Boehner has not said what he will do next, including whether he will pursue a lobbying career. Should he decide, like many of his colleagues before him, to head to K Street, he would be subject to a one-year cooling-off period during which he could not lobby the legislative branch.
Though he could field lucrative, seven-figure offers from lobbying firms, Boehner isn’t likely to go broke in retirement. He has an estimated net worth of $1.82 million, according to Roll Call’s Wealth of Congress Index.
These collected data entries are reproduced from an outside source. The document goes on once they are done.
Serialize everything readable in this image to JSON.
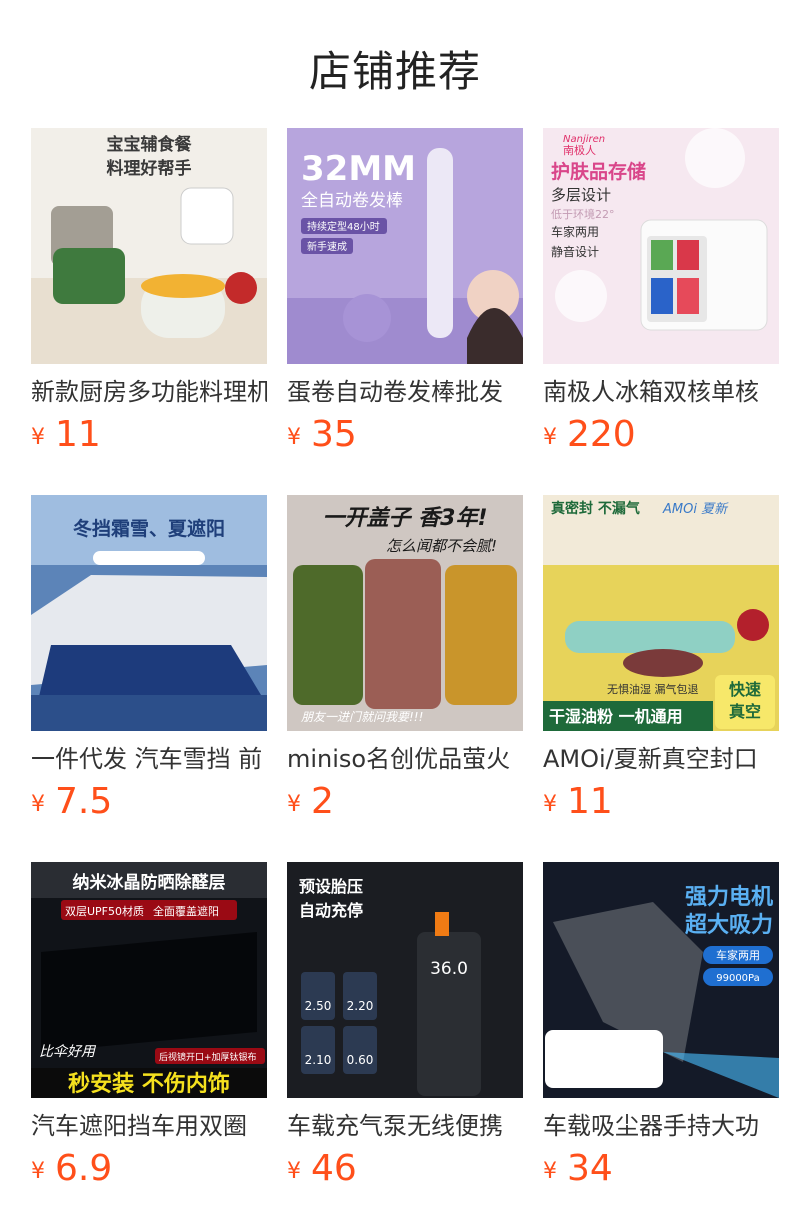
{
  "section_title": "店铺推荐",
  "currency_symbol": "¥",
  "products": [
    {
      "name": "新款厨房多功能料理机",
      "price": "11",
      "image_text": [
        "宝宝辅食餐",
        "料理好帮手"
      ]
    },
    {
      "name": "蛋卷自动卷发棒批发",
      "price": "35",
      "image_text": [
        "32MM",
        "全自动卷发棒",
        "持续定型48小时",
        "新手速成"
      ]
    },
    {
      "name": "南极人冰箱双核单核",
      "price": "220",
      "image_text": [
        "Nanjiren",
        "南极人",
        "护肤品存储",
        "多层设计",
        "低于环境22°",
        "车家两用",
        "静音设计"
      ]
    },
    {
      "name": "一件代发 汽车雪挡 前",
      "price": "7.5",
      "image_text": [
        "冬挡霜雪、夏遮阳"
      ]
    },
    {
      "name": "miniso名创优品萤火",
      "price": "2",
      "image_text": [
        "一开盖子 香3年!",
        "怎么闻都不会腻!",
        "朋友一进门就问我要!!!"
      ]
    },
    {
      "name": "AMOi/夏新真空封口",
      "price": "11",
      "image_text": [
        "真密封 不漏气",
        "AMOi 夏新",
        "无惧油湿 漏气包退",
        "干湿油粉 一机通用",
        "快速",
        "真空"
      ]
    },
    {
      "name": "汽车遮阳挡车用双圈",
      "price": "6.9",
      "image_text": [
        "纳米冰晶防晒除醛层",
        "双层UPF50材质",
        "全面覆盖遮阳",
        "比伞好用",
        "后视镜开口+加厚钛银布",
        "秒安装 不伤内饰"
      ]
    },
    {
      "name": "车载充气泵无线便携",
      "price": "46",
      "image_text": [
        "预设胎压",
        "自动充停",
        "36.0",
        "2.50",
        "2.20",
        "2.10",
        "0.60"
      ]
    },
    {
      "name": "车载吸尘器手持大功",
      "price": "34",
      "image_text": [
        "强力电机",
        "超大吸力",
        "车家两用",
        "99000Pa"
      ]
    }
  ],
  "colors": {
    "price": "#ff4f1a",
    "title": "#222222",
    "name": "#333333"
  }
}
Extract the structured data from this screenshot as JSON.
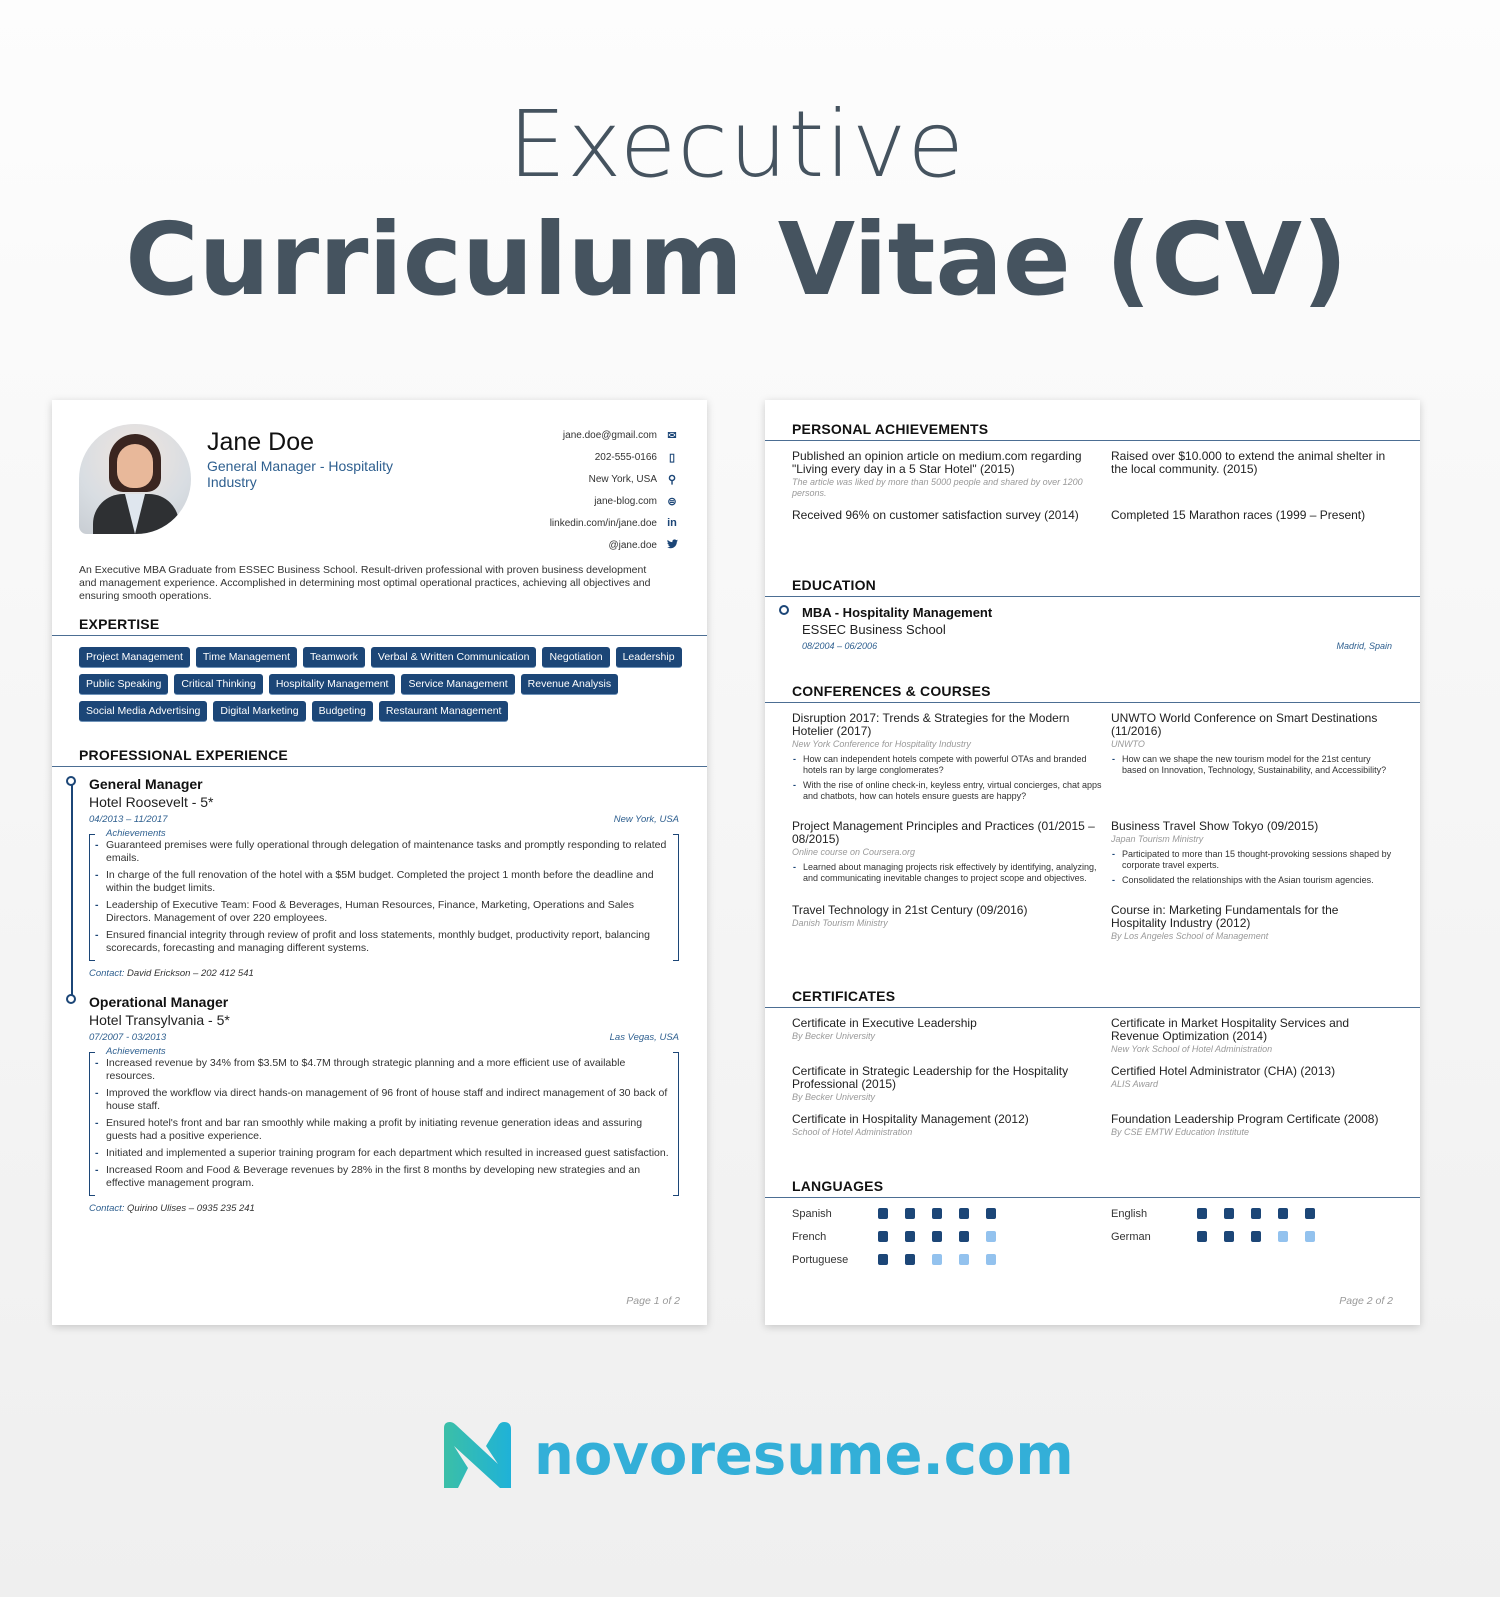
{
  "hero": {
    "line1": "Executive",
    "line2": "Curriculum Vitae (CV)"
  },
  "page1": {
    "header": {
      "name": "Jane Doe",
      "role": "General Manager - Hospitality Industry",
      "contacts": [
        {
          "text": "jane.doe@gmail.com",
          "icon": "envelope-icon",
          "glyph": "✉"
        },
        {
          "text": "202-555-0166",
          "icon": "phone-icon",
          "glyph": "▯"
        },
        {
          "text": "New York, USA",
          "icon": "location-pin-icon",
          "glyph": "⚲"
        },
        {
          "text": "jane-blog.com",
          "icon": "globe-icon",
          "glyph": "⊜"
        },
        {
          "text": "linkedin.com/in/jane.doe",
          "icon": "linkedin-icon",
          "glyph": "in"
        },
        {
          "text": "@jane.doe",
          "icon": "twitter-icon",
          "glyph": "🐦"
        }
      ]
    },
    "summary": "An Executive MBA Graduate from ESSEC Business School. Result-driven professional with proven business development and management experience. Accomplished in determining most optimal operational practices, achieving all objectives and ensuring smooth operations.",
    "expertise": {
      "title": "EXPERTISE",
      "tags": [
        "Project Management",
        "Time Management",
        "Teamwork",
        "Verbal & Written Communication",
        "Negotiation",
        "Leadership",
        "Public Speaking",
        "Critical Thinking",
        "Hospitality Management",
        "Service Management",
        "Revenue Analysis",
        "Social Media Advertising",
        "Digital Marketing",
        "Budgeting",
        "Restaurant Management"
      ]
    },
    "experience": {
      "title": "PROFESSIONAL EXPERIENCE",
      "jobs": [
        {
          "title": "General Manager",
          "company": "Hotel Roosevelt - 5*",
          "dates": "04/2013 – 11/2017",
          "location": "New York, USA",
          "achievements_label": "Achievements",
          "achievements": [
            "Guaranteed premises were fully operational through delegation of maintenance tasks and promptly responding to related emails.",
            "In charge of the full renovation of the hotel with a $5M budget. Completed the project 1 month before the deadline and within the budget limits.",
            "Leadership of Executive Team: Food & Beverages, Human Resources, Finance, Marketing, Operations and Sales Directors. Management of over 220 employees.",
            "Ensured financial integrity through review of profit and loss statements, monthly budget, productivity report, balancing scorecards, forecasting and managing different systems."
          ],
          "contact_label": "Contact:",
          "contact": "David Erickson – 202 412 541"
        },
        {
          "title": "Operational Manager",
          "company": "Hotel Transylvania - 5*",
          "dates": "07/2007 - 03/2013",
          "location": "Las Vegas, USA",
          "achievements_label": "Achievements",
          "achievements": [
            "Increased revenue by 34% from $3.5M to $4.7M through strategic planning and a more efficient use of available resources.",
            "Improved the workflow via direct hands-on management of 96 front of house staff and indirect management of 30 back of house staff.",
            "Ensured hotel's front and bar ran smoothly while making a profit by initiating revenue generation ideas and assuring guests had a positive experience.",
            "Initiated and implemented a superior training program for each department which resulted in increased guest satisfaction.",
            "Increased Room and Food & Beverage revenues by 28% in the first 8 months by developing new strategies and an effective management program."
          ],
          "contact_label": "Contact:",
          "contact": "Quirino Ulises – 0935 235 241"
        }
      ]
    },
    "page_number": "Page 1 of 2"
  },
  "page2": {
    "achievements": {
      "title": "PERSONAL ACHIEVEMENTS",
      "items": [
        {
          "title": "Published an opinion article on medium.com regarding \"Living every day in a 5 Star Hotel\" (2015)",
          "sub": "The article was liked by more than 5000 people and shared by over 1200 persons."
        },
        {
          "title": "Raised over $10.000 to extend the animal shelter in the local community. (2015)",
          "sub": ""
        },
        {
          "title": "Received 96% on customer satisfaction survey (2014)",
          "sub": ""
        },
        {
          "title": "Completed 15 Marathon races (1999 – Present)",
          "sub": ""
        }
      ]
    },
    "education": {
      "title": "EDUCATION",
      "degree": "MBA - Hospitality Management",
      "school": "ESSEC Business School",
      "dates": "08/2004 – 06/2006",
      "location": "Madrid, Spain"
    },
    "conferences": {
      "title": "CONFERENCES & COURSES",
      "items": [
        {
          "title": "Disruption 2017: Trends & Strategies for the Modern Hotelier (2017)",
          "sub": "New York Conference for Hospitality Industry",
          "bullets": [
            "How can independent hotels compete with powerful OTAs and branded hotels ran by large conglomerates?",
            "With the rise of online check-in, keyless entry, virtual concierges, chat apps and chatbots, how can hotels ensure guests are happy?"
          ]
        },
        {
          "title": "UNWTO World Conference on Smart Destinations (11/2016)",
          "sub": "UNWTO",
          "bullets": [
            "How can we shape the new tourism model for the 21st century based on Innovation, Technology, Sustainability, and Accessibility?"
          ]
        },
        {
          "title": "Project Management Principles and Practices (01/2015 – 08/2015)",
          "sub": "Online course on Coursera.org",
          "bullets": [
            "Learned about managing projects risk effectively by identifying, analyzing, and communicating inevitable changes to project scope and objectives."
          ]
        },
        {
          "title": "Business Travel Show Tokyo (09/2015)",
          "sub": "Japan Tourism Ministry",
          "bullets": [
            "Participated to more than 15 thought-provoking sessions shaped by corporate travel experts.",
            "Consolidated the relationships with the Asian tourism agencies."
          ]
        },
        {
          "title": "Travel Technology in 21st Century (09/2016)",
          "sub": "Danish Tourism Ministry",
          "bullets": []
        },
        {
          "title": "Course in: Marketing Fundamentals for the Hospitality Industry (2012)",
          "sub": "By Los Angeles School of Management",
          "bullets": []
        }
      ]
    },
    "certificates": {
      "title": "CERTIFICATES",
      "items": [
        {
          "title": "Certificate in Executive Leadership",
          "sub": "By Becker University"
        },
        {
          "title": "Certificate in Market Hospitality Services and Revenue Optimization (2014)",
          "sub": "New York School of Hotel Administration"
        },
        {
          "title": "Certificate in Strategic Leadership for the Hospitality Professional (2015)",
          "sub": "By Becker University"
        },
        {
          "title": "Certified Hotel Administrator (CHA) (2013)",
          "sub": "ALIS Award"
        },
        {
          "title": "Certificate in Hospitality Management (2012)",
          "sub": "School of Hotel Administration"
        },
        {
          "title": "Foundation Leadership Program Certificate (2008)",
          "sub": "By CSE EMTW Education Institute"
        }
      ]
    },
    "languages": {
      "title": "LANGUAGES",
      "max_level": 5,
      "left": [
        {
          "name": "Spanish",
          "level": 5
        },
        {
          "name": "French",
          "level": 4
        },
        {
          "name": "Portuguese",
          "level": 2
        }
      ],
      "right": [
        {
          "name": "English",
          "level": 5
        },
        {
          "name": "German",
          "level": 3
        }
      ]
    },
    "page_number": "Page 2 of 2"
  },
  "brand": {
    "text": "novoresume.com",
    "colors": {
      "primary": "#33afd8",
      "gradient_start": "#3bbfa7"
    }
  },
  "colors": {
    "accent": "#1c4677",
    "light_accent": "#93c2ee",
    "hero_text": "#45535f"
  }
}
Pete Sepp, president of the National Taxpayers Union, also estimated that Boehner could qualify for an annual pension worth just more than $78,000 per year — depending on what he signed up for when he came to Congress in 1991. Sepp cautioned it is possible Boehner, who will turn 66 on Nov. 17, may have declined a pension out of principle.
Dave Schnittger, a former senior Boehner aide who is fielding media calls for Boehner, said the former speaker and his wife, Debbie, have not sorted through their many retirement decisions including whether to keep their Capitol Hill residence, whether the ex-speaker intends to enroll in Medicare and how much his pension may be worth.
“John and Debbie are just now beginning to contemplate some of the many questions and decisions they face as they begin their post-congressional lives,” Schnittger said by email.
Boehner made clear he is eager to embrace some aspects of life outside of the speaker bubble, saying on CNN’s “State of the Union” program Sunday he was looking forward to walking to and from Starbucks and Pete’s Diner “by myself” — sans security detail.
“I’ll miss the people around here most,” he told CNN. “We get to do important things. We get to put our fingerprints on the direction of the country, fingerprints on history. But at the end of the day it’s the people you meet that make this job so rewarding.”